Readers can easily skip past newspaper advertisements, but linear radio is intrusive and breaks through with your message.  Arbitron/Media Monitors/Coleman Research’s 2011 “What Happens When the Spots Come On” found that radio retains 93% of its lead-in audience during commercial breaks.  Frequency:  Radio advertising is affordable and allows you to add impact to your brand messaging through repetition. 
You can air multiple radio spots in a single day versus one newspaper ad.  That means bigger and faster results because repetition sells.  Radio can help maintain loyal customers by keeping your name or brand image top-of-mind.  When the consumer knows your name, she’s more likely to stop and read you newspaper advertisement.
Targetability:  Radio is highly-targetable.  While everyone in the market reads the same print newspaper, there are many radio formats, each attracting a distinct demographic or lifestyle group that allows you to zero in on a specific audience – and making a radio buy more efficient than newspaper.

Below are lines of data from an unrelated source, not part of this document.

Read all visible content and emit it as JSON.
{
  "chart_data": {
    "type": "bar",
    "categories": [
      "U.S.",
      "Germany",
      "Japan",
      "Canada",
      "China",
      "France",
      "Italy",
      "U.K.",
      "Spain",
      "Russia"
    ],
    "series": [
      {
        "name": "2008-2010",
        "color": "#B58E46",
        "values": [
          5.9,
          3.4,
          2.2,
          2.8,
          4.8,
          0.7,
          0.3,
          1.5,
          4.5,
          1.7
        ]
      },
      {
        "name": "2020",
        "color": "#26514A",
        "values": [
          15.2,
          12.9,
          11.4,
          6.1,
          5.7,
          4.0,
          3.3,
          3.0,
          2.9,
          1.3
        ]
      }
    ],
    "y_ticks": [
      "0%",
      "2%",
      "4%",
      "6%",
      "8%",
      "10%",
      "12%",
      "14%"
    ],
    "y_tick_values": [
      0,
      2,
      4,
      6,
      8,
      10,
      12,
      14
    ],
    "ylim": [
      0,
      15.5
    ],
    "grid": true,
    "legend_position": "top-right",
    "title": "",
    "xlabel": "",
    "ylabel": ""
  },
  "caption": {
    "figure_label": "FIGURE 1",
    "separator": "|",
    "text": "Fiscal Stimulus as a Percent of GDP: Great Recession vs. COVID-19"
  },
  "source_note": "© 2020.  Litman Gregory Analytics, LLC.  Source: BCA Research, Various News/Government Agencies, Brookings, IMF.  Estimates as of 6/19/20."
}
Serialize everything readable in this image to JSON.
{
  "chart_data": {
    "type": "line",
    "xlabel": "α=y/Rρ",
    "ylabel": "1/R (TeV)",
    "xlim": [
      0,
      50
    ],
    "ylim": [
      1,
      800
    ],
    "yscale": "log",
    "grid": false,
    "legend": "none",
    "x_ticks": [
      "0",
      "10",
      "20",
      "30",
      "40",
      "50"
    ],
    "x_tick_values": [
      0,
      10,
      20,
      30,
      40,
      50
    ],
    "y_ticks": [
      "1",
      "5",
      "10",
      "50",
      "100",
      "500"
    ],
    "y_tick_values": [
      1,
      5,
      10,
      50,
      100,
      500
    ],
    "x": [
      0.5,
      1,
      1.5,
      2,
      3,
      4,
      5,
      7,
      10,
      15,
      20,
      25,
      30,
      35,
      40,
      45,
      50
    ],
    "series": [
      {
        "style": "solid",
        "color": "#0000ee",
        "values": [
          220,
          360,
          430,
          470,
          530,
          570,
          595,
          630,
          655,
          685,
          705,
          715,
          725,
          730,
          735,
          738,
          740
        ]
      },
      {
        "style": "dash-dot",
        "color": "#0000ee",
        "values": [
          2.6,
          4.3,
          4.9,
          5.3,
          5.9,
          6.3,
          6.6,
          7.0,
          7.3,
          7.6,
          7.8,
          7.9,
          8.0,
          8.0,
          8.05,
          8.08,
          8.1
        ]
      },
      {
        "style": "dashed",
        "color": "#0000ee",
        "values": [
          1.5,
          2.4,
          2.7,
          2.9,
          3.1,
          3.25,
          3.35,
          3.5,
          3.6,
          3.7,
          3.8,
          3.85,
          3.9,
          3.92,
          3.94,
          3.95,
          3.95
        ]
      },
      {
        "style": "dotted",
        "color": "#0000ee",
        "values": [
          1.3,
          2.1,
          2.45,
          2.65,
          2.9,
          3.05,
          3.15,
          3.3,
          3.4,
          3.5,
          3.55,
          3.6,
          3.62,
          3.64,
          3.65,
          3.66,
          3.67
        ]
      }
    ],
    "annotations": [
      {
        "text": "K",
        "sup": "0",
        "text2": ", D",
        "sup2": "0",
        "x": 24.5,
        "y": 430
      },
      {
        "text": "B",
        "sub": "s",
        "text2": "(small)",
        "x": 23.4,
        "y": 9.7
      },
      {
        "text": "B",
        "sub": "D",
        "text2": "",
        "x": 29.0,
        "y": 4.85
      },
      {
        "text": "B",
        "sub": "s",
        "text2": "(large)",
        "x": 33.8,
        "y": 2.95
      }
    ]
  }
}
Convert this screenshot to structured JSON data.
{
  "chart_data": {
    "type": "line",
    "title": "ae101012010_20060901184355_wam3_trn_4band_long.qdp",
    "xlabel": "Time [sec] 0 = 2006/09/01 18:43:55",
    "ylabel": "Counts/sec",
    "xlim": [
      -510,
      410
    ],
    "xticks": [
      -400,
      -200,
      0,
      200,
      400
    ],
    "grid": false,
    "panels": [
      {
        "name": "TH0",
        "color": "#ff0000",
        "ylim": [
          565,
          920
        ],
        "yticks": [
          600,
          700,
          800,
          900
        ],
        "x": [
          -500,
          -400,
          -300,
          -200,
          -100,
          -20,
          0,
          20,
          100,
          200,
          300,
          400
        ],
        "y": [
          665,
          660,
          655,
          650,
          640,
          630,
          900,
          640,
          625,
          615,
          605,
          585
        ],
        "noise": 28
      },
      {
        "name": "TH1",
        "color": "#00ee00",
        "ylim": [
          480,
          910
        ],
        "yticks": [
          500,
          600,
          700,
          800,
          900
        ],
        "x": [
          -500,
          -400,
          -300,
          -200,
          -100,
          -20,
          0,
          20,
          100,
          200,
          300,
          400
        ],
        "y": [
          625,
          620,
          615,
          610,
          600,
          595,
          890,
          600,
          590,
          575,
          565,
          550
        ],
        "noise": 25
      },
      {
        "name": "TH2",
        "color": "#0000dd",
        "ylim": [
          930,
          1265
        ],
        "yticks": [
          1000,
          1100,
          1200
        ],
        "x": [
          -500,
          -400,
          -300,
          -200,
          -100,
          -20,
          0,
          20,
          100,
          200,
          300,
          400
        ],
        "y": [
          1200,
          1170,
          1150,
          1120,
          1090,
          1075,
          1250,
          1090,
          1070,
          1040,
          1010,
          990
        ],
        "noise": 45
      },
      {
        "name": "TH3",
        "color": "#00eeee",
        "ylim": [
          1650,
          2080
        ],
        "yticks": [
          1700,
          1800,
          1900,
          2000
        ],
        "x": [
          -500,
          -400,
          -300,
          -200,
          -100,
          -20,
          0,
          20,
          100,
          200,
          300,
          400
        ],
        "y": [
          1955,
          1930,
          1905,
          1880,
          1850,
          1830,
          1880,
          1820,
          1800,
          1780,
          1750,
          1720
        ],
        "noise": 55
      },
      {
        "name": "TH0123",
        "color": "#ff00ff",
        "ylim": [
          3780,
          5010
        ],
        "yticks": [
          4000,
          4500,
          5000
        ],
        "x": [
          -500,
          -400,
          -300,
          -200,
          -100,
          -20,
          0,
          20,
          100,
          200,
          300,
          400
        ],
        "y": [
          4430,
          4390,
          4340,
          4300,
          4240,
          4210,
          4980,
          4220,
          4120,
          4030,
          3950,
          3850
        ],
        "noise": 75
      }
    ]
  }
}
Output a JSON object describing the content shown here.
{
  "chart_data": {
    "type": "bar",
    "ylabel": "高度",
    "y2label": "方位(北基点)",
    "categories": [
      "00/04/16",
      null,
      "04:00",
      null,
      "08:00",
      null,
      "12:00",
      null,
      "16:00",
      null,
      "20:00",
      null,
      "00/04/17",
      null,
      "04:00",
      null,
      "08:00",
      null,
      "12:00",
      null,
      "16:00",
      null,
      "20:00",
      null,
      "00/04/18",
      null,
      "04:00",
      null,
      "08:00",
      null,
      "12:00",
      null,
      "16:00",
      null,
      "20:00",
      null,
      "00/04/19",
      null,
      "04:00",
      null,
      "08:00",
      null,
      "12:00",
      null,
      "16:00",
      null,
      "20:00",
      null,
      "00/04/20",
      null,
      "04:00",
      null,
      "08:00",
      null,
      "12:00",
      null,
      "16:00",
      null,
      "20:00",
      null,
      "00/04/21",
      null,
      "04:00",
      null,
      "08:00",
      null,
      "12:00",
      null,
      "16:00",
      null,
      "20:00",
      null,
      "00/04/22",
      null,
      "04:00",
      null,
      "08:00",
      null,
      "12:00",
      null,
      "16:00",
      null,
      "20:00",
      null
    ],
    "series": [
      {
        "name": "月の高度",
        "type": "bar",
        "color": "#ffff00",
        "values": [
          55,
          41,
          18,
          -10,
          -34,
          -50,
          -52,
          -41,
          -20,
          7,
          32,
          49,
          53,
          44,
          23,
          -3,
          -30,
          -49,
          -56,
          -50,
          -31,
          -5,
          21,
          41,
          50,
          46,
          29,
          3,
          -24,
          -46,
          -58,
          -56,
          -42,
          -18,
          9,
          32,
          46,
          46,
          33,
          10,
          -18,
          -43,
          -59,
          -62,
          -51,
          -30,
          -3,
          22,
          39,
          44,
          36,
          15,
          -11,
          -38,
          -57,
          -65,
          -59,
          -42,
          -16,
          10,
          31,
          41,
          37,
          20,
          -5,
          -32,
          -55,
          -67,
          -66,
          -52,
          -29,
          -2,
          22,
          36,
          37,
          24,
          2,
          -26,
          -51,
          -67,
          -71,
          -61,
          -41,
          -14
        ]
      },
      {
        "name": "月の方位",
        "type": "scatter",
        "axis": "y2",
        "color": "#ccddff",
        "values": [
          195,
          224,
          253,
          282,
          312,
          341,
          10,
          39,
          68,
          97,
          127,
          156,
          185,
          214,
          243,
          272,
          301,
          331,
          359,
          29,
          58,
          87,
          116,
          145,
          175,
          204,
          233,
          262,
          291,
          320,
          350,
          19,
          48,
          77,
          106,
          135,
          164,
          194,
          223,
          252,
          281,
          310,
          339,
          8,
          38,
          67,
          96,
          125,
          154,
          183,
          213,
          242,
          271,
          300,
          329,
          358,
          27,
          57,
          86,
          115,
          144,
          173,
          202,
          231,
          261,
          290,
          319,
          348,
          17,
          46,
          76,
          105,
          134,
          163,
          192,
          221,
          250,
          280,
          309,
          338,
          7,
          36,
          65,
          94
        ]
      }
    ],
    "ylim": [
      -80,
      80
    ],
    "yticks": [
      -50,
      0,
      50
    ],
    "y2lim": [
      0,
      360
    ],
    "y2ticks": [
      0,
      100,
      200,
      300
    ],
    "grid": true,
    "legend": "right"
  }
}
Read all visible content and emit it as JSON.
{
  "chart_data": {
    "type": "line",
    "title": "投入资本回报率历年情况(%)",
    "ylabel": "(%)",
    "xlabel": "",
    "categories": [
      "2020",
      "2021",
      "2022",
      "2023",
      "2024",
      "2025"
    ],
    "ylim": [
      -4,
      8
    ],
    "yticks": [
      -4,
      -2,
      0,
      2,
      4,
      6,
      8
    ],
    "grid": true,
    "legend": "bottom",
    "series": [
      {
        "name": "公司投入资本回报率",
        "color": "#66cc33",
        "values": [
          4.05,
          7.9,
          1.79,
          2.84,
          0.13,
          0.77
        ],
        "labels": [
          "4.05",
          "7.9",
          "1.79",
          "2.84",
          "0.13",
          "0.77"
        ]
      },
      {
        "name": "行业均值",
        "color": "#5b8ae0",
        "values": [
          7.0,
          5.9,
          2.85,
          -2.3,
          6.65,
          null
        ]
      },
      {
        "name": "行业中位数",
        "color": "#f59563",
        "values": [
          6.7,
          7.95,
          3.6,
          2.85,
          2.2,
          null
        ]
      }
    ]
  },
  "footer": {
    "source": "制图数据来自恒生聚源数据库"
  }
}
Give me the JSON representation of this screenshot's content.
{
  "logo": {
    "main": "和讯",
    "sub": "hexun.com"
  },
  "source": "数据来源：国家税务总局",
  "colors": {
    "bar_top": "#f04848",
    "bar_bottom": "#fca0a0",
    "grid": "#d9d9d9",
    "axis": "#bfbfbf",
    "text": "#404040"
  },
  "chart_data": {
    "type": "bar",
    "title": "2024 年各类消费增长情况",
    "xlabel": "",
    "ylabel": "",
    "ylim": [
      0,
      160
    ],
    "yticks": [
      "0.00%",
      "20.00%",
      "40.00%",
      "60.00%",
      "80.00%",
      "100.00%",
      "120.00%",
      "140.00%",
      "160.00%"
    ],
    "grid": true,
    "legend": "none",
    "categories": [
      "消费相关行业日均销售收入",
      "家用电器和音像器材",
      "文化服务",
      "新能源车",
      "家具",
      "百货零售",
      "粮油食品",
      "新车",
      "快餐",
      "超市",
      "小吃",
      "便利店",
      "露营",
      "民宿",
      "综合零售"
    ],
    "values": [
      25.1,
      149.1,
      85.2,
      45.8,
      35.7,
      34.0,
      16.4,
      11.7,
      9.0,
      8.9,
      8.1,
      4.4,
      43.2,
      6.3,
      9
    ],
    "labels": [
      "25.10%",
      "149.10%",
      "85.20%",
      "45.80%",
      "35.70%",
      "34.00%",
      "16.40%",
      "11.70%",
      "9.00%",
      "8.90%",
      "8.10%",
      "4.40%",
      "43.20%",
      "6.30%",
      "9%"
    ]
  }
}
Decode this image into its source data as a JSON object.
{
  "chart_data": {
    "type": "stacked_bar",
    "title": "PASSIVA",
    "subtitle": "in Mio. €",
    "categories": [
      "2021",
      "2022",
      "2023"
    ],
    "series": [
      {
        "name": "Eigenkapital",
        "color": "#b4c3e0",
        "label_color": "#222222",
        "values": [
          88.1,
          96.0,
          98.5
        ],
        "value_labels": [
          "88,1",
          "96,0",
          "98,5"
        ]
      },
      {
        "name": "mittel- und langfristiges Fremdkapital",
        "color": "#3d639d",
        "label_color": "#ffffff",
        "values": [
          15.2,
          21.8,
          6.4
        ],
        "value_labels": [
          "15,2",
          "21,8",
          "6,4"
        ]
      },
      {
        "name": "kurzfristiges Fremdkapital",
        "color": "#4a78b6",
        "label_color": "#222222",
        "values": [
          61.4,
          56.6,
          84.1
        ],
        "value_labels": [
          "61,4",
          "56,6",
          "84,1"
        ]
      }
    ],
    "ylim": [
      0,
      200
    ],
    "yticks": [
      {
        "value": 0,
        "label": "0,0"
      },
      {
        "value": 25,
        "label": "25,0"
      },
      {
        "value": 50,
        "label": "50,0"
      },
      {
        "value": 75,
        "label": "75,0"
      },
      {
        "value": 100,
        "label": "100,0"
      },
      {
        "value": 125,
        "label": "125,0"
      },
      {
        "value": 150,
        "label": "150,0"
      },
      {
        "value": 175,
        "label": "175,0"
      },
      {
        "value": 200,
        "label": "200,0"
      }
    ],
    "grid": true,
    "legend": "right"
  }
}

Cost:  Newspaper advertising can be expensive, depending on the size of the ad and where it is placed in the publication, and one ad hits all who read the paper.  Good radio advertising is relatively inexpensive to produce and can be tailored to different demographic groups and placed within niche program formats.
Speed:  The time to create a radio spot, produce it and get it on the air is shorter than the time required to publish an ad in the print edition of the paper.  Radio can be the advance team for messaging that needs to get out quickly. Recall:  A Radio Ad Lab study on radio/TV synergy confirmed that adding radio to a TV ad schedule can boost brand recall.  Swapping out one of two television ads for two radio ads increased unaided brand recall by 34%.  Consumers who heard two radio ads and only one TV ad could restate a campaign’s main message equally as well as those exposed to two TV ads.